Can anyone guess that I’m a Bob Dylan fan? I’ve kept the Dylan Watch feature on the left side of my blog for the past three months, and the allure of this artist just keeps getting stronger as I age. If you’re one who can’t stomach someone blathering on about an artist or public figure like they have sole ownership of that figure don’t worry, I’ll spare everybody that. It’s just that I wanted to introduce this next post by drawing attention to the influence of abstract personalities on everyday people, and show, in one detailed example, how this has happened to me.
Sometimes an event can take a person swirling around their very existence and reinforce the theory that linear time is only a man-made invention. The other night I succumbed to yet another new vice called Itunes. This music download website offers thousands of music selections from Bach to The Bonzo Dog Band, which is a good example of how far my musical tastes go in each direction. The biggest problem for me now is not maxing-out my credit card (it’s a scary thing admitting to using your credit card over the internet) downloading obscure concerts by NRBQ and Tom Waits. But the selection beats anything that Borders could even hope to attempt, and to see all that music, at $.99 a song, in one place is just too hard to resist. Yes folks, I’m a consumer sheep.
So I had to download the March 27th 1988 Grateful Dead concert in Hampton Virginia that Itunes sneakily offered. They must have known I’d attended this show and the other two in the three-night-run. The set list for that night was brilliant, but I won’t go into the details because eventually I plan to get to the point of this post, and if I get off on a tangent about the Dead we may never get there.
Well let’s just keep moving forward then and see if we can’t get on the right path. The Dead, during this period, were having a close relationship with Bob Dylan. They had toured with him the year before and had learned many of his songs. The Dylan song they played on March 23rd was the famously bombastic put down of an out-of-place square-peg called “Ballad of a Thin Man,” where the narrator sarcastically sneers these lines at the lost intellectual: “something is happening, but you don’t know what it is, do you Mr. Jones?” Bob Weir took the vocals and snidely recited this character assassination with contemptuous brutality that surpasses Dylan’s original. It is a pop-culture monument to “othering.”

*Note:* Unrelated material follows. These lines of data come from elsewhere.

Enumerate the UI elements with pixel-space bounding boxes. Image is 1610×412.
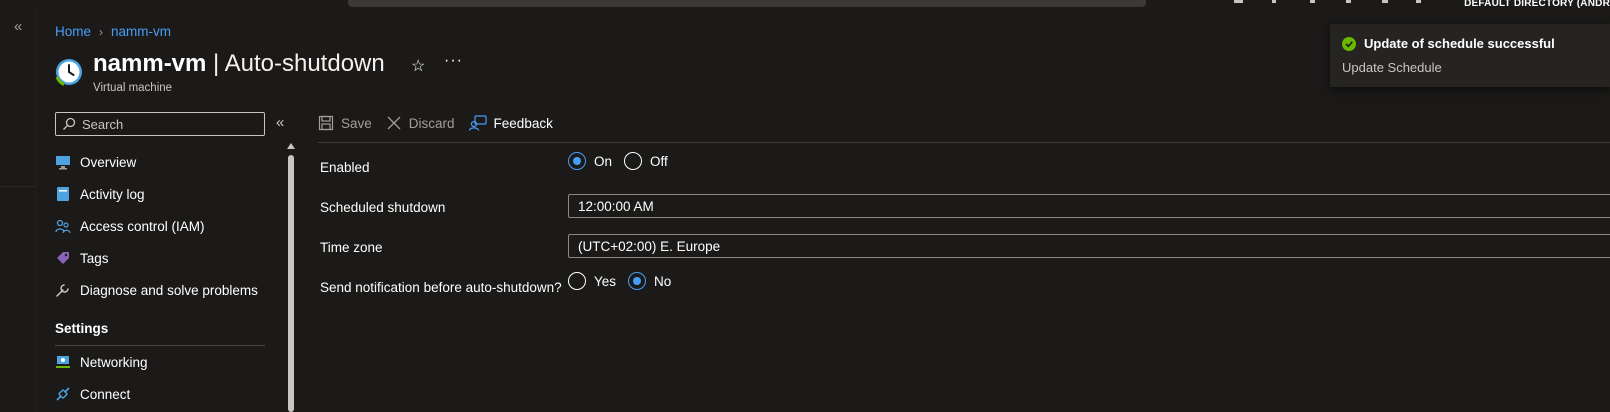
resource-name: namm-vm bbox=[93, 50, 207, 77]
feedback-button[interactable]: Feedback bbox=[468, 115, 553, 131]
radio-label: On bbox=[594, 153, 613, 169]
directory-label[interactable]: DEFAULT DIRECTORY (ANDR bbox=[1464, 0, 1610, 9]
notification-radio-group: Yes No bbox=[568, 272, 671, 290]
scheduled-shutdown-field[interactable]: 12:00:00 AM bbox=[568, 194, 1610, 218]
breadcrumb: Home › namm-vm bbox=[55, 24, 171, 39]
scrollbar-thumb[interactable] bbox=[288, 155, 294, 412]
success-toast[interactable]: Update of schedule successful Update Sch… bbox=[1330, 24, 1610, 87]
page-name: Auto-shutdown bbox=[224, 50, 385, 77]
sidebar-item-overview[interactable]: Overview bbox=[55, 146, 265, 178]
collapse-menu-icon[interactable]: « bbox=[276, 114, 284, 131]
sidebar-item-connect[interactable]: Connect bbox=[55, 378, 265, 410]
notifications-icon[interactable] bbox=[1310, 0, 1315, 3]
save-label: Save bbox=[341, 115, 372, 131]
monitor-icon bbox=[55, 154, 71, 170]
wrench-icon bbox=[55, 282, 71, 298]
time-zone-select[interactable]: (UTC+02:00) E. Europe bbox=[568, 234, 1610, 258]
scheduled-shutdown-label: Scheduled shutdown bbox=[320, 200, 446, 215]
enabled-label: Enabled bbox=[320, 160, 370, 175]
notification-no-radio[interactable]: No bbox=[628, 272, 671, 290]
success-check-icon bbox=[1342, 37, 1356, 51]
feedback-icon bbox=[468, 115, 487, 131]
menu-search-box[interactable] bbox=[55, 112, 265, 136]
help-icon[interactable] bbox=[1382, 0, 1388, 3]
notification-label: Send notification before auto-shutdown? bbox=[320, 280, 562, 295]
rail-divider bbox=[0, 186, 36, 187]
sidebar-item-label: Diagnose and solve problems bbox=[80, 282, 258, 298]
feedback-top-icon[interactable] bbox=[1416, 0, 1421, 3]
radio-circle[interactable] bbox=[568, 272, 586, 290]
sidebar-item-networking[interactable]: Networking bbox=[55, 346, 265, 378]
save-icon bbox=[318, 115, 334, 131]
radio-label: Off bbox=[650, 153, 668, 169]
breadcrumb-vm[interactable]: namm-vm bbox=[111, 24, 171, 39]
radio-label: Yes bbox=[594, 273, 617, 289]
settings-section-title: Settings bbox=[55, 321, 109, 336]
toast-message: Update Schedule bbox=[1342, 60, 1442, 75]
sidebar-nav: Overview Activity log Access control (IA… bbox=[55, 146, 265, 306]
menu-search-input[interactable] bbox=[82, 116, 252, 132]
top-bar: DEFAULT DIRECTORY (ANDR bbox=[0, 0, 1610, 9]
time-zone-label: Time zone bbox=[320, 240, 383, 255]
discard-button[interactable]: Discard bbox=[386, 115, 455, 131]
favorite-star-icon[interactable]: ☆ bbox=[411, 56, 425, 76]
page-title: namm-vm | Auto-shutdown bbox=[93, 50, 385, 78]
enabled-on-radio[interactable]: On bbox=[568, 152, 612, 170]
save-button[interactable]: Save bbox=[318, 115, 372, 131]
global-search-bar[interactable] bbox=[348, 0, 1146, 7]
breadcrumb-separator: › bbox=[99, 24, 104, 39]
breadcrumb-home[interactable]: Home bbox=[55, 24, 91, 39]
sidebar-item-label: Activity log bbox=[80, 186, 145, 202]
people-icon bbox=[55, 218, 71, 234]
portal-menu-rail: « bbox=[0, 8, 36, 412]
radio-circle[interactable] bbox=[568, 152, 586, 170]
feedback-label: Feedback bbox=[493, 115, 553, 131]
sidebar-item-label: Connect bbox=[80, 386, 131, 402]
settings-nav: Networking Connect bbox=[55, 346, 265, 410]
clock-icon bbox=[55, 59, 82, 86]
notification-yes-radio[interactable]: Yes bbox=[568, 272, 616, 290]
sidebar-item-diagnose[interactable]: Diagnose and solve problems bbox=[55, 274, 265, 306]
scroll-up-icon[interactable] bbox=[287, 143, 295, 149]
radio-circle[interactable] bbox=[624, 152, 643, 170]
sidebar-item-label: Tags bbox=[80, 250, 109, 266]
top-bar-icons bbox=[1232, 0, 1432, 4]
title-separator: | bbox=[206, 50, 225, 77]
close-icon bbox=[387, 116, 401, 130]
enabled-off-radio[interactable]: Off bbox=[624, 152, 668, 170]
directory-icon[interactable] bbox=[1272, 0, 1276, 3]
expand-menu-icon[interactable]: « bbox=[14, 18, 22, 35]
enabled-radio-group: On Off bbox=[568, 152, 668, 170]
sidebar-item-access-control[interactable]: Access control (IAM) bbox=[55, 210, 265, 242]
settings-icon[interactable] bbox=[1346, 0, 1351, 3]
command-bar-divider bbox=[318, 142, 1610, 143]
search-icon bbox=[63, 117, 76, 130]
command-bar: Save Discard Feedback bbox=[318, 110, 553, 136]
sidebar-scrollbar[interactable] bbox=[286, 143, 296, 412]
sidebar-item-label: Access control (IAM) bbox=[80, 218, 205, 234]
discard-label: Discard bbox=[408, 115, 455, 131]
more-options-icon[interactable]: ··· bbox=[444, 52, 463, 70]
radio-label: No bbox=[654, 273, 672, 289]
toast-title: Update of schedule successful bbox=[1364, 36, 1555, 51]
connect-icon bbox=[55, 386, 71, 402]
sidebar-item-tags[interactable]: Tags bbox=[55, 242, 265, 274]
cloud-shell-icon[interactable] bbox=[1234, 0, 1243, 3]
sidebar-item-label: Networking bbox=[80, 354, 148, 370]
sidebar-item-label: Overview bbox=[80, 154, 137, 170]
activity-log-icon bbox=[55, 186, 71, 202]
radio-circle[interactable] bbox=[628, 272, 647, 290]
networking-icon bbox=[55, 354, 71, 370]
resource-type: Virtual machine bbox=[93, 82, 173, 94]
tag-icon bbox=[55, 250, 71, 266]
sidebar-item-activity-log[interactable]: Activity log bbox=[55, 178, 265, 210]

When I heard this version the other night so much about my twenties came back to me. Not only was I a “thin man,” back then (oh, for those days), I also felt remarkably clueless and out-of-place in the presence of my peers. I remember listening to this song in a friends dorm-room and not only did I feel as if Dylan were singing about me, I also felt that the other people present were reinforcing his words, showing me up as a phony and a poser. Here is one of Dylan’s more cutting verses:
You've been with the professors
And they've all liked your looks
With great lawyers you have
Discussed lepers and crooks
You've been through all of
F. Scott Fitzgerald's books
You're very well read
It's well known
Because something is happening here
But you don't know what it is
Do you, Mister Jones?
Many may know now that the subject of this song was Jeffery Owen Jones, a film professor. Jones was an intern at Time when he interviewed Dylan in 1965. Presumably Dylan was not impressed. If anyone has seen the interview segment of the film “Don’t Look Back” they know what could happen if Dylan was not impressed. The moral might be never piss off a songwriter, just ask that guy in Alanis Morrisette's song "You Oughta Know."
As for me, the sentiment in “Thin Man,” continued to affect my self-image. I took this insecurity to the Dead show that spring and never felt it so strongly than in the presence of these neo-hipsters. A Dead show could be a great experience, but there were many times when deadheads could be just as elitist and exclusive as the owner of Hollywood hot-spot or a member of an old-money country-club. This was certainly not the rule, but at times I wondered how different this alternative community was to the one they were escaping. They were still hierarchical, judgmental, and a disconcerting amount of them drove late model BMWs. The music always seemed to make up for this though.
The trip to Hampton that year was not an enjoyable one. The general mood, to me, was one of uptight restraint, as frat-boys picked fights with cops who seemed to be at their Southern-redneck worst. The group I was with seemed indifferent to my presence (creating more thin man paranoia) and the first and third night’s concerts plainly sucked. What was worse I was bored, and worried about the classes I was missing in order to be prodded around eastern Virginia to the sound of Jerry Garcia’s rapidly deteriorating voice.
And then, the second night, they played “Ballad of a Thin Man.” I vaguely remember feeling as if insult was being heeped upon injury, and I half expected to have a single spotlight illuminate my skinny frame for the entire song. I don’t know when I’ve ever felt so disillusioned. It was if I was desperately compelled to be there, but at the same time I would have rather been anywhere else. I breathed a sigh of relief when we headed back down to North Carolina.
I can listen to this song now and still feel like an outcast. I suppose I will never lose that insecurity, although I’ve gotten pretty good at telling myself that the outcast stance is a noble and healthy position. But back then I so wanted to belong, even to a group of rich white kids with their parent’s credit cards pretending to be experiencing something “real.” I also know that something is happening and I do know what it is, it just takes some courage and self-respect to understand that.